On n’en a sans doute pas assez parlé, mais les grèves de la SNCF et des contrôleurs aériens avaient la même cause : les projets de déréglementation voulus par l’Union européenne. Les grévistes refusent, à raison, le démantèlement artificiel et dogmatique des services publics.
Une logique de petits pas
La manière dont avance cette construction européenne est fondamentalement sournoise. Elle fuit les votes populaires qui exposent ses projets sous une lumière trop crue. Elle préfère avancer petit à petit, de manière technique, sur des périodes longues, comme pour le démantèlement du service public ferroviaire. Le texte contre lequel les grévistes protestaient est le 4ème paquet ferroviaire. Un précédent paquet nous a déjà imposé l’ubuesque coupure en deux de la SNCF, qui a enfanté RFF (Réseau ferré de France). L’objectif est encore une fois de mettre en concurrence le transport ferroviaire.
Par conséquent, il faut séparer la gestion du réseau de la gestion du transport. Cela a été fait en partie, mais le nouveau projet doit permettre de le faire en totalité puisque 50 000 salariés de la SNCF seraient transférés vers RFF qui gèrerait intégralement le réseau, imposant la constitution d’une 3ème entité pour superviser les rapports entre RFF et les entreprises qui utiliseraient son réseau. C’est la même logique qui est à l’œuvre pour l’électricité avec EDF, ERDF et RTE. L’objectif de la Commission européenne : ouvrir les lignes intérieures (TER et Intercités) à la concurrence à partir de 2019.
Les contrôleurs aériens protestaient pour des raisons similaires. En effet, avec le projet Ciel unique 2+, la Commission « veut unifier la navigation aérienne entre les différents pays européens, en créant six blocs aériens, qui fonctionneraient notamment avec un système informatique commun ». Une des idées serait de couper en 3 l’actuelle direction générale de l’aviation civile, avec possibilité d’en externaliser une partie et de la soumettre à la concurrence. La CGT dénonce « l’attaque directe contre le caractère de service public de ce secteur d’activité » et « l’atteinte à la souveraineté nationale ».
Des projets révoltants
Les projets de la Commission européenne sont totalement scandaleux. Le démantèlement des services publics n’a en aucun cas prouvé son efficacité sur les secteurs comme l’électricité ou le train, bien au contraire. La libéralisation provoque une envolée des prix (perte d’économies d’échelle, complexification de la régulation, envolée des profits et des dépenses de communication) car ces secteurs ne sont pas des secteurs où il est pertinent d’avoir plusieurs opérateurs. Il faut mettre en place une concurrence artificielle qui aboutit le plus souvent à affaiblir les opérateurs historiques.

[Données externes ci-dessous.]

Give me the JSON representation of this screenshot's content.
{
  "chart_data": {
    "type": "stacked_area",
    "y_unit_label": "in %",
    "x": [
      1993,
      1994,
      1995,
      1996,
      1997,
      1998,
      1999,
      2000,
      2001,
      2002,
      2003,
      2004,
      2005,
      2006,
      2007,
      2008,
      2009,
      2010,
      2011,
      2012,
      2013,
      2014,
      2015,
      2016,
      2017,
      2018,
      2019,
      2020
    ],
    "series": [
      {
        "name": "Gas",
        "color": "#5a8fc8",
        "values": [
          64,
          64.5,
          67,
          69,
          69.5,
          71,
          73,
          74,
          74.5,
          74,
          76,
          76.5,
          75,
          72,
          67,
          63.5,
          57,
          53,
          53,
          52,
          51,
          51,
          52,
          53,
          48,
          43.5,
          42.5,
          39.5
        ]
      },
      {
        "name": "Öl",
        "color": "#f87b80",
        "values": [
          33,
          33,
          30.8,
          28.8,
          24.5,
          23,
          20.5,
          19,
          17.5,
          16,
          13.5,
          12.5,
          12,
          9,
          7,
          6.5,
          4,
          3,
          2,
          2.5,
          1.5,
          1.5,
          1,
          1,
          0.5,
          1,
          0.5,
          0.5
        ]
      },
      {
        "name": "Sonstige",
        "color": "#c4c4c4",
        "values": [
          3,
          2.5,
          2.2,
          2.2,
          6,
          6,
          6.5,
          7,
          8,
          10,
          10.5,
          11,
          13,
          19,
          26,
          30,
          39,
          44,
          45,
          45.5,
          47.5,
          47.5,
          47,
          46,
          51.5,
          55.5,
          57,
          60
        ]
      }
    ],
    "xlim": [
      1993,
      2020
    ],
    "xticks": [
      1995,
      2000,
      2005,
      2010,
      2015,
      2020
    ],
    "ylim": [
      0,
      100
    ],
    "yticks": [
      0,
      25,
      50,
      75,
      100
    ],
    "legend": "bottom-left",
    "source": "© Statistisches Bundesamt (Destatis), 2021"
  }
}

En effet, il est bien évident que ce sont les lignes les plus profitables qui verront s’installer la concurrence, poussant alors les opérateurs historiques à fermer les lignes moins rentables qui seront les victimes de cette libéralisation, oubliant totalement leur mission de service public. Ce démantèlement des services publics traditionnels n’a apporté aucun bénéfice jusqu’à présent et il est totalement délirant que l’on continue dans cette voie. À ce titre, il est assez incroyable que le Parti « socialiste » laisse faire. Comment peut-on se dire de gauche et laisser démanteler les services publics ?
Mais l’autre point très intéressant de ces projets, c’est l’attaque en règle contre la souveraineté nationale. En effet, le projet de déréglementation du contrôle aérien est un moyen de retirer aux États le contrôle de leur espace aérien, une prérogative pourtant essentielle. Lentement, mais sûrement, l’UE grignote petit à petit les attributs étatiques de nos vieilles nations. Pour l’instant, malgré le sursaut de 2005, nous nous laissons faire. Le seul moyen pour mettre fin au démantèlement de nos services publics sera de balayer le PS, l’UMP, les Verts, le Modem et l’UDI, qui en sont les vrais responsables.
Cette fois-ci, je partage les raisons qui ont poussé les contrôleurs aériens et le personnel de la SNCF à faire grève. Malheureusement, il faut bien contester que le message de la défense du service public et des dangers de leur démantèlement n’est pas suffisamment bien passé.